Some ten days later there appeared in the local papers of the region near the Martins’ estate a brief account of the young woman who had been found near the cemetery gateway on the night of the blizzard, but not one of all the host of friends who loved Janice and her dead sister recognized her from the brief description given. A lovely girl attired in thin white and a sumptuous velvet cloak trimmed with fur. The Janice they knew would never have tramped the drifts on the road to the cemetery in a blizzard. It never occurred to anyone that the young woman who had been found and was lying near death’s door in a nearby hospital could be Janice Whitmore. She would write to them, of course, as soon as she rallied from the death of her beloved sister. This other girl was probably some poor dancer from a cabaret—a sinner, or perhaps sinned against, and in a desperate situation trying to end her life. “What a pity!” they said and thought no more about it. So days went on, and only the young doctor who had found her, and was slowly bringing her back to life again, had any interest in her.
Her brother-in-law had no thought of her, not even of wonder as to what had become of the helpless young girl who had been left in his power and had escaped him. His only fear was that Janice had gone to a distant cousin who was a famous lawyer and knew all about the financial affairs of the two sisters. He did not wish to get under the keen eyes of that lawyer, nor listen to his questioning about the estate, for Janice was scarcely of age yet, and this cousin had been an executor of the sisters’ inheritance. He did not care to have that cousin know how he had tampered with the estate and how greatly it had diminished under his hand.
The wondering servants in his household had shaken their heads and whispered, mindful of the loud voice and the way the master thundered orders to the girl; mindful of the unwelcome embraces at the foot of the stairs, the wild fright in the girl’s eyes. What had he done to her? Had she gone out alone in that storm, and what had happened to her?
Furtively they searched the house, even down to the cellar, every cranny where she might have hidden. But they were dismissed and far away before any news came out about the girl that was found.
Later, when Dr. Sterling communicated more at length with Mrs.

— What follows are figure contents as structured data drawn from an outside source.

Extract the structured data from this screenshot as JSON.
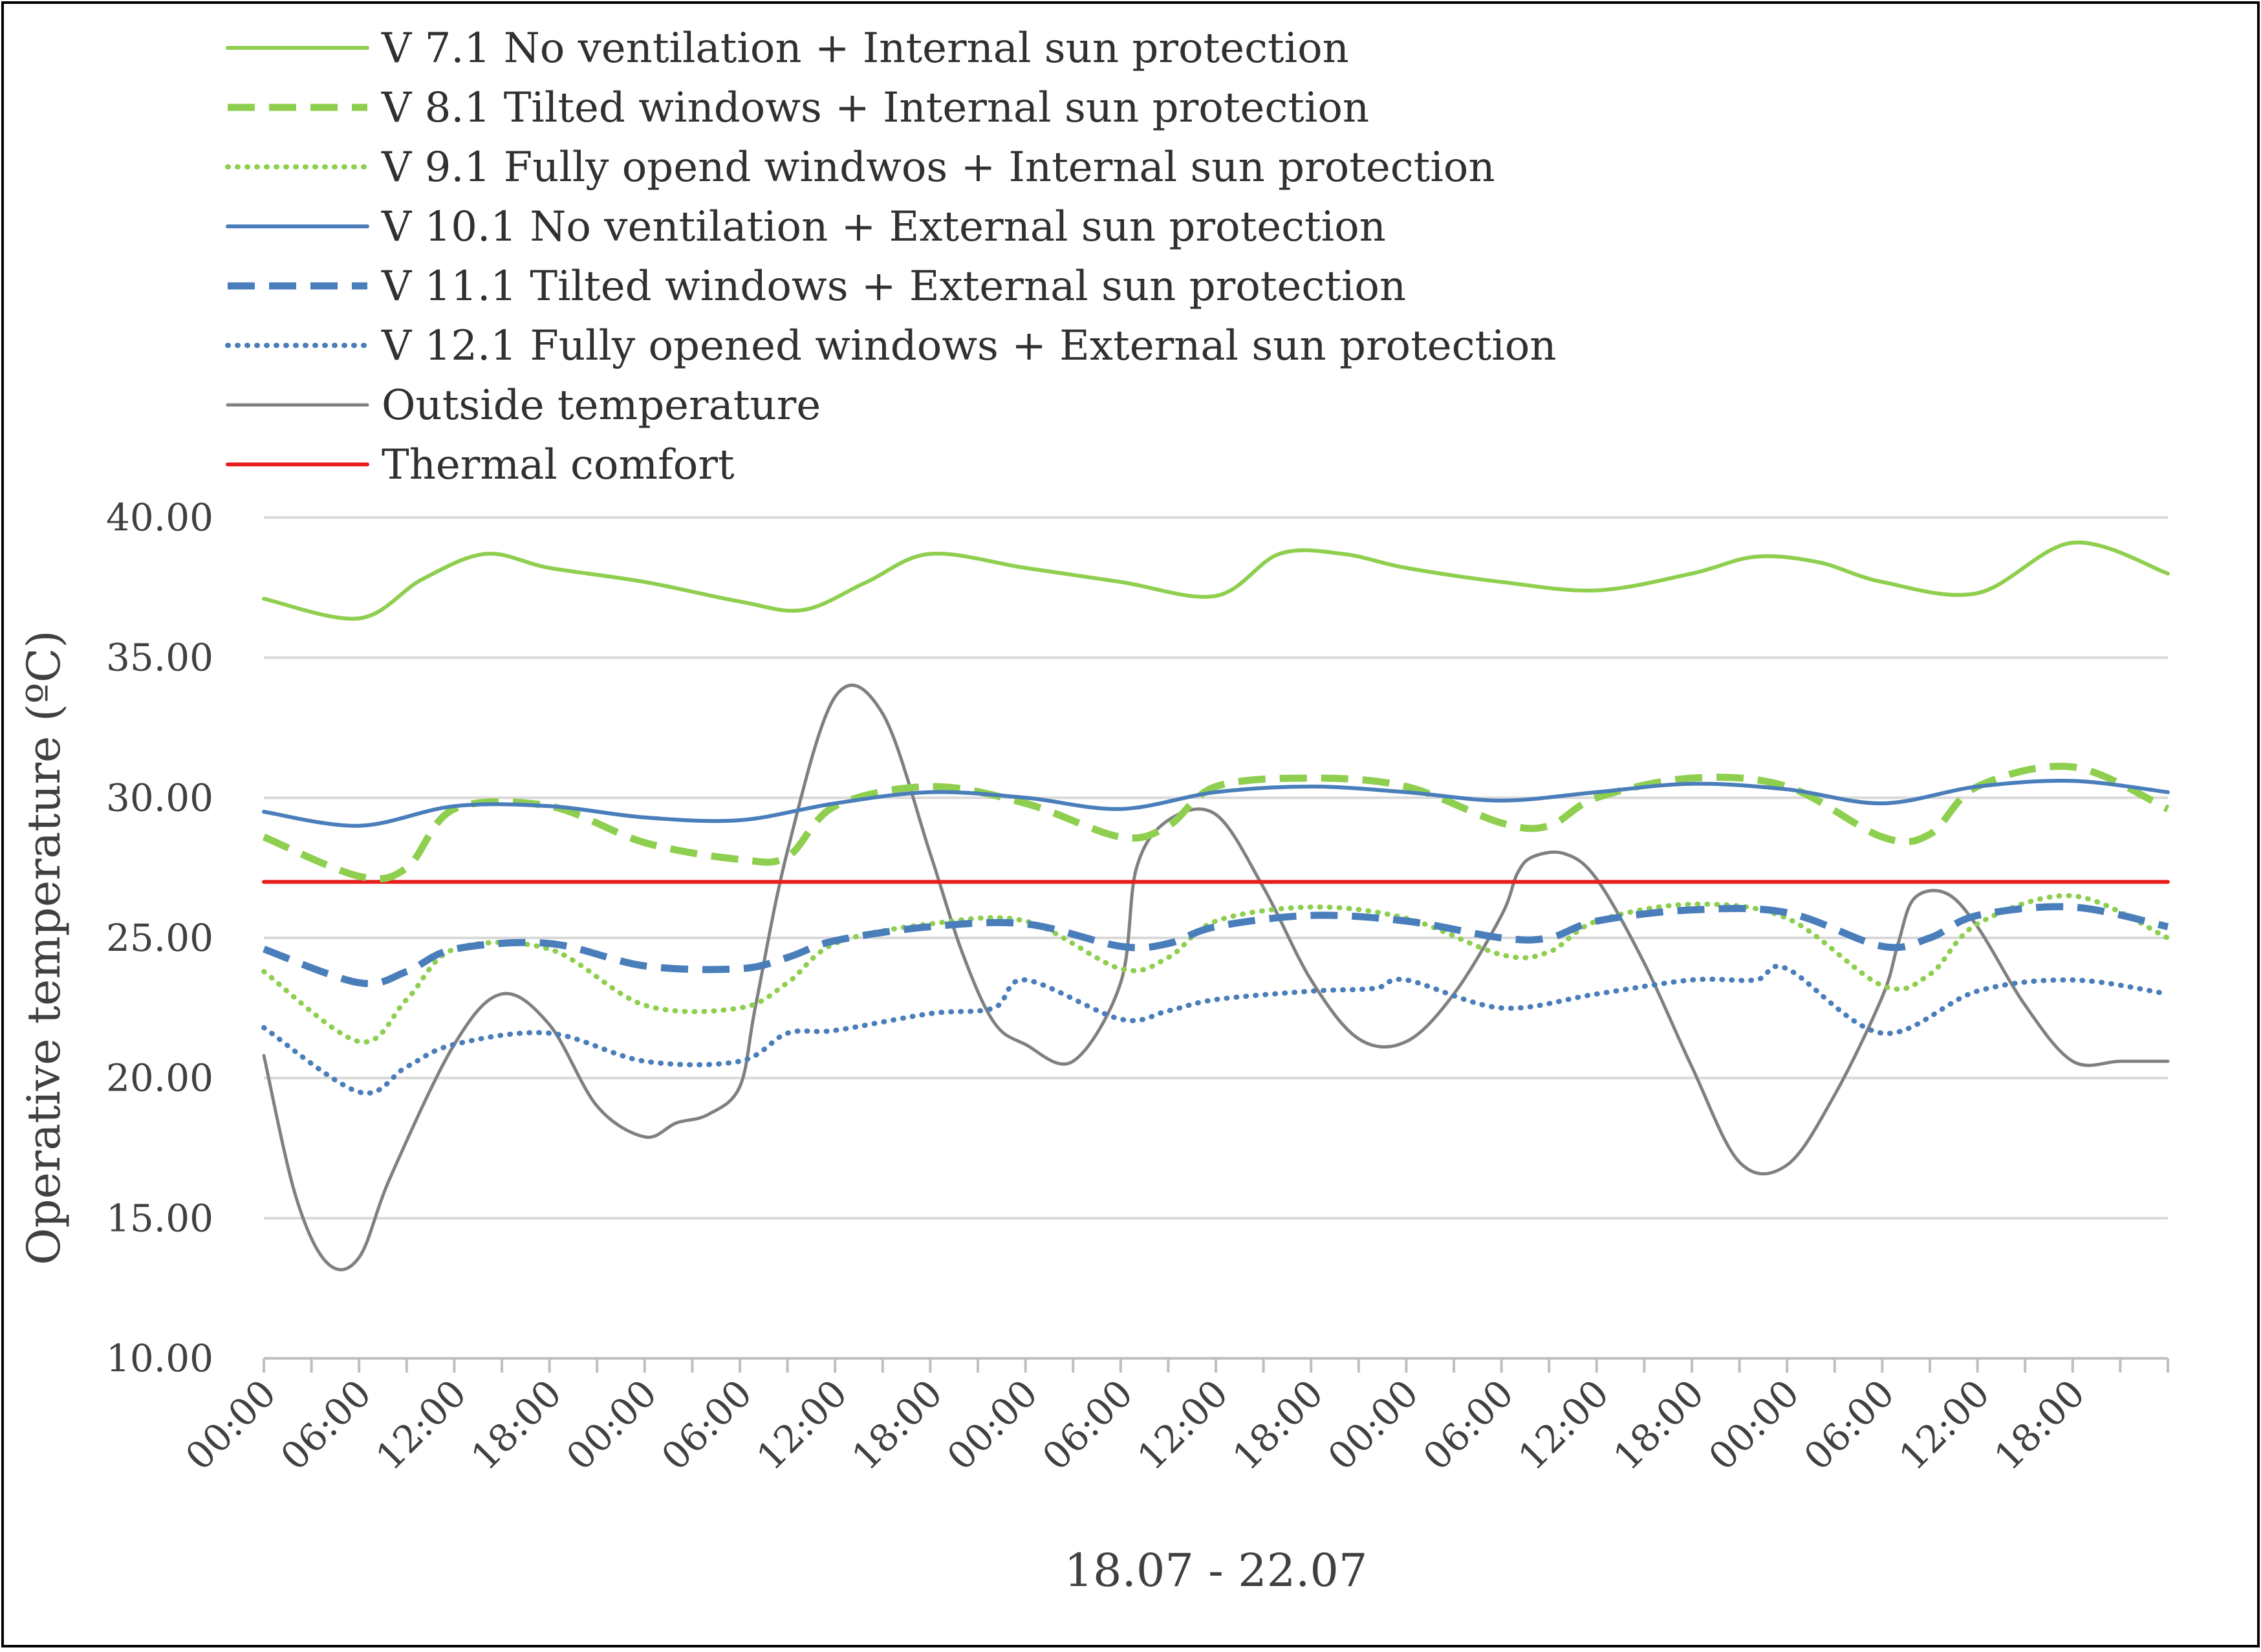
{
  "chart_data": {
    "type": "line",
    "title": "",
    "xlabel": "18.07 - 22.07",
    "ylabel": "Operative temperature (ºC)",
    "ylim": [
      10,
      40
    ],
    "yticks": [
      "10.00",
      "15.00",
      "20.00",
      "25.00",
      "30.00",
      "35.00",
      "40.00"
    ],
    "grid": true,
    "legend_position": "top",
    "x_labels": [
      "00:00",
      "06:00",
      "12:00",
      "18:00",
      "00:00",
      "06:00",
      "12:00",
      "18:00",
      "00:00",
      "06:00",
      "12:00",
      "18:00",
      "00:00",
      "06:00",
      "12:00",
      "18:00",
      "00:00",
      "06:00",
      "12:00",
      "18:00"
    ],
    "x_hours_range": [
      0,
      120
    ],
    "colors": {
      "green": "#92d050",
      "blue": "#4a7ebb",
      "gray": "#7f7f7f",
      "red": "#e81e1e",
      "grid": "#d9d9d9",
      "axis": "#bfbfbf"
    },
    "series": [
      {
        "name": "V 7.1 No ventilation + Internal sun protection",
        "color": "#8fcf4f",
        "style": "solid",
        "x": [
          0,
          6,
          10,
          14,
          18,
          24,
          30,
          34,
          38,
          42,
          48,
          54,
          60,
          64,
          68,
          72,
          78,
          84,
          90,
          94,
          98,
          102,
          108,
          114,
          120
        ],
        "values": [
          37.1,
          36.4,
          37.8,
          38.7,
          38.2,
          37.7,
          37.0,
          36.7,
          37.7,
          38.7,
          38.2,
          37.7,
          37.2,
          38.7,
          38.7,
          38.2,
          37.7,
          37.4,
          38.0,
          38.6,
          38.4,
          37.7,
          37.3,
          39.1,
          38.0
        ]
      },
      {
        "name": "V 8.1 Tilted windows + Internal sun protection",
        "color": "#8fcf4f",
        "style": "dashed",
        "x": [
          0,
          6,
          9,
          12,
          18,
          24,
          30,
          33,
          36,
          42,
          48,
          54,
          57,
          60,
          66,
          72,
          78,
          81,
          84,
          90,
          96,
          102,
          105,
          108,
          114,
          120
        ],
        "values": [
          28.6,
          27.2,
          27.5,
          29.6,
          29.7,
          28.4,
          27.8,
          27.9,
          29.7,
          30.4,
          29.8,
          28.6,
          29.0,
          30.4,
          30.7,
          30.4,
          29.1,
          29.0,
          30.0,
          30.7,
          30.4,
          28.6,
          28.7,
          30.4,
          31.1,
          29.6
        ]
      },
      {
        "name": "V 9.1 Fully opend windwos + Internal sun protection",
        "color": "#8fcf4f",
        "style": "dotted",
        "x": [
          0,
          6,
          9,
          12,
          18,
          24,
          30,
          33,
          36,
          42,
          48,
          54,
          57,
          60,
          66,
          72,
          78,
          81,
          84,
          90,
          96,
          102,
          105,
          108,
          114,
          120
        ],
        "values": [
          23.8,
          21.3,
          22.8,
          24.6,
          24.6,
          22.6,
          22.5,
          23.4,
          24.8,
          25.5,
          25.6,
          23.9,
          24.3,
          25.6,
          26.1,
          25.7,
          24.4,
          24.5,
          25.6,
          26.2,
          25.7,
          23.3,
          23.7,
          25.5,
          26.5,
          25.0
        ]
      },
      {
        "name": "V 10.1 No ventilation + External sun protection",
        "color": "#4a7ebb",
        "style": "solid",
        "x": [
          0,
          6,
          12,
          18,
          24,
          30,
          36,
          42,
          48,
          54,
          60,
          66,
          72,
          78,
          84,
          90,
          96,
          102,
          108,
          114,
          120
        ],
        "values": [
          29.5,
          29.0,
          29.7,
          29.7,
          29.3,
          29.2,
          29.8,
          30.2,
          30.0,
          29.6,
          30.2,
          30.4,
          30.2,
          29.9,
          30.2,
          30.5,
          30.3,
          29.8,
          30.4,
          30.6,
          30.2
        ]
      },
      {
        "name": "V 11.1 Tilted windows + External sun protection",
        "color": "#4a7ebb",
        "style": "dashed",
        "x": [
          0,
          6,
          9,
          12,
          18,
          24,
          30,
          33,
          36,
          42,
          48,
          54,
          57,
          60,
          66,
          72,
          78,
          81,
          84,
          90,
          96,
          102,
          105,
          108,
          114,
          120
        ],
        "values": [
          24.6,
          23.4,
          23.8,
          24.6,
          24.8,
          24.0,
          23.9,
          24.3,
          24.9,
          25.4,
          25.5,
          24.7,
          24.8,
          25.4,
          25.8,
          25.6,
          25.0,
          25.0,
          25.6,
          26.0,
          25.9,
          24.7,
          25.0,
          25.8,
          26.1,
          25.4
        ]
      },
      {
        "name": "V 12.1 Fully opened windows + External sun protection",
        "color": "#4a7ebb",
        "style": "dotted",
        "x": [
          0,
          6,
          9,
          12,
          18,
          24,
          30,
          33,
          36,
          42,
          46,
          48,
          54,
          57,
          60,
          66,
          70,
          72,
          78,
          84,
          90,
          94,
          96,
          102,
          108,
          114,
          120
        ],
        "values": [
          21.8,
          19.5,
          20.4,
          21.2,
          21.6,
          20.6,
          20.6,
          21.6,
          21.7,
          22.3,
          22.5,
          23.5,
          22.1,
          22.4,
          22.8,
          23.1,
          23.2,
          23.5,
          22.5,
          23.0,
          23.5,
          23.5,
          23.9,
          21.6,
          23.1,
          23.5,
          23.0
        ]
      },
      {
        "name": "Outside temperature",
        "color": "#808080",
        "style": "thin",
        "x": [
          0,
          2,
          4,
          6,
          8,
          12,
          15,
          18,
          21,
          24,
          26,
          28,
          30,
          31,
          33,
          36,
          39,
          42,
          44,
          46,
          48,
          51,
          54,
          55,
          57,
          60,
          63,
          66,
          69,
          72,
          75,
          78,
          79,
          80,
          82,
          84,
          87,
          90,
          93,
          96,
          99,
          102,
          103,
          104,
          106,
          108,
          111,
          114,
          117,
          120
        ],
        "values": [
          20.8,
          15.8,
          13.4,
          13.6,
          16.5,
          21.2,
          23.0,
          21.9,
          19.0,
          17.9,
          18.4,
          18.7,
          19.7,
          22.6,
          28.1,
          33.6,
          33.0,
          28.0,
          24.5,
          22.0,
          21.2,
          20.6,
          23.4,
          27.5,
          29.2,
          29.4,
          26.8,
          23.5,
          21.4,
          21.3,
          23.0,
          25.8,
          27.3,
          27.9,
          28.0,
          27.1,
          24.1,
          20.4,
          17.0,
          16.9,
          19.4,
          22.9,
          24.8,
          26.4,
          26.6,
          25.4,
          22.6,
          20.6,
          20.6,
          20.6
        ]
      },
      {
        "name": "Thermal comfort",
        "color": "#e81e1e",
        "style": "solid",
        "x": [
          0,
          120
        ],
        "values": [
          27.0,
          27.0
        ]
      }
    ]
  }
}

Martin, she employed detectives and did her interested best to find out who the mysterious girl could have been, but nothing ever came of it.
And the girl lay white and listless in her hospital bed, unconscious of what went on about her, utterly forgetful of all the recent happenings, coming out of chill cold and going into a burning fever, buried in the oblivion of delirium, opening her white lips only to moan in low, helpless quiet when the cool hand of the doctor was laid on her hot forehead. Once or twice she opened her eyes and looked up at him with a frightened glance, fearful, questioning, and then slowly her eyelids dropped and closed over the troubled eyes, as if satisfied. She drew a soft little sigh and seemed to rest more quietly. It strangely touched the young doctor, as if somehow she was depending upon him, as if in some mysterious way she understood that he had saved her from death in the storm.